Al Gore recently backed away from Clinton’s promise never again
to stand by while mass murder rages in Africa, arguing in a recent PBS
interview that the US must examine each case individually. This is
straight talk compared to Clinton. But Mr. Gore is wrong if he thinks
the US can sustain a policy of choosing which African children we
save, and which we do not, on the basis of US national
interests
narrowly defined. Those days are over, or soon will be,
and anyone who doubts that underestimates two things—the rising
power of global TV news and the moral character of the American
people.
But Clinton’s public relations gimmickry is also headed for the junk heap. By the end of this decade, Americans will be as well informed about Africa as any other part of the world. US citizens, especially African Americans, are already visiting Africa at an ever-increasing pace. Africans, themselves, including many professionals, are also migrating to the US in large numbers. In these circumstances, the US cannot maintain for very long a strong public commitment to peace and security in Africa, coupled with a private determination to avoid acting on that commitment no matter what the moral cost, no matter what it takes to hide US duplicity. Those days are also numbered.
Sooner or later, a US president will pay a heavy price for his Africa policy. When the American people finally catch on to what their government is doing in Africa in their name, the heaviest blame will not fall on previous leaders, not even on Clinton, but on the president currently in office. Clinton’s successor would, therefore, be wise to make reform of US Africa policy a priority issue. Given the many lives at stake, and our own country’s reputation abroad, we must hope he does. But to achieve that goal, he will need some virtues all too rare in Washington—political vision and moral courage.
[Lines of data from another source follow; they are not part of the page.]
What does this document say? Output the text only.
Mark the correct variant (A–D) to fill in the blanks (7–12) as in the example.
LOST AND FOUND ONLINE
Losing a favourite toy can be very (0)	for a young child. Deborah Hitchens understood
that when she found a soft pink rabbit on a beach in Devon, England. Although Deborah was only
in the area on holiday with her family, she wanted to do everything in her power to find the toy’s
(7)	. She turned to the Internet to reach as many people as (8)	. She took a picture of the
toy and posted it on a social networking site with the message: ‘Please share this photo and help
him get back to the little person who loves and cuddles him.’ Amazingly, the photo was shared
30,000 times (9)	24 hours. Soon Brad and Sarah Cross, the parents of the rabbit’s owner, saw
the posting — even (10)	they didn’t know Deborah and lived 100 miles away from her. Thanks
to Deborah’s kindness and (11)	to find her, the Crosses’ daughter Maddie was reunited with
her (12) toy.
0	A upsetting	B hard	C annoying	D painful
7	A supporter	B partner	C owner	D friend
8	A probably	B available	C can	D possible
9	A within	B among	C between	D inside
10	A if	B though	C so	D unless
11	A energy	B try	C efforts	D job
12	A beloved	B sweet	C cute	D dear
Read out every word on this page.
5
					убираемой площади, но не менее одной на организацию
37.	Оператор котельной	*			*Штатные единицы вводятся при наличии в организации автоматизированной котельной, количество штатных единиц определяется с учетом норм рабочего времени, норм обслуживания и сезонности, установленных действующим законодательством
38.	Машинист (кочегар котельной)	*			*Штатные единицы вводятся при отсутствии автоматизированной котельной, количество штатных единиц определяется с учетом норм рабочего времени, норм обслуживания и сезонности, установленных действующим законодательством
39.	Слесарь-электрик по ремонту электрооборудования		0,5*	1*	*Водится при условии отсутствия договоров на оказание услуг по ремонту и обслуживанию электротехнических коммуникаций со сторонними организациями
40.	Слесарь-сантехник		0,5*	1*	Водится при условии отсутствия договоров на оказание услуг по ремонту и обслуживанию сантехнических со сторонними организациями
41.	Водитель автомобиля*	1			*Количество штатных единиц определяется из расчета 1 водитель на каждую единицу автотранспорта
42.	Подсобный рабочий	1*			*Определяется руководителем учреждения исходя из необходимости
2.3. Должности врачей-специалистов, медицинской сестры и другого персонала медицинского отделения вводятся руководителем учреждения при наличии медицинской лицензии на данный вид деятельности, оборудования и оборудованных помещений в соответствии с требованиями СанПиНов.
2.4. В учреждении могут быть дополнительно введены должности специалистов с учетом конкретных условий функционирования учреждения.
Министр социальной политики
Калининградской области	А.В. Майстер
Looking back, we can see that Clinton’s misuse of Jesse Jackson was among his worst mistakes. A man respected by millions in both the US and Africa was used as a mere prop to conceal a policy of image over substance. Jackson is no Africa expert, as the record shows, but he is an expert at something else—moral suasion. Convincing the US public, African leaders, and our Western allies to support regional security structures in Africa would be an enormous task, but if anyone can do it, it is Jesse Jackson.
The next president could find no better partner for crafting a respectable Africa policy—a policy he would not have to conceal at all costs from the American people.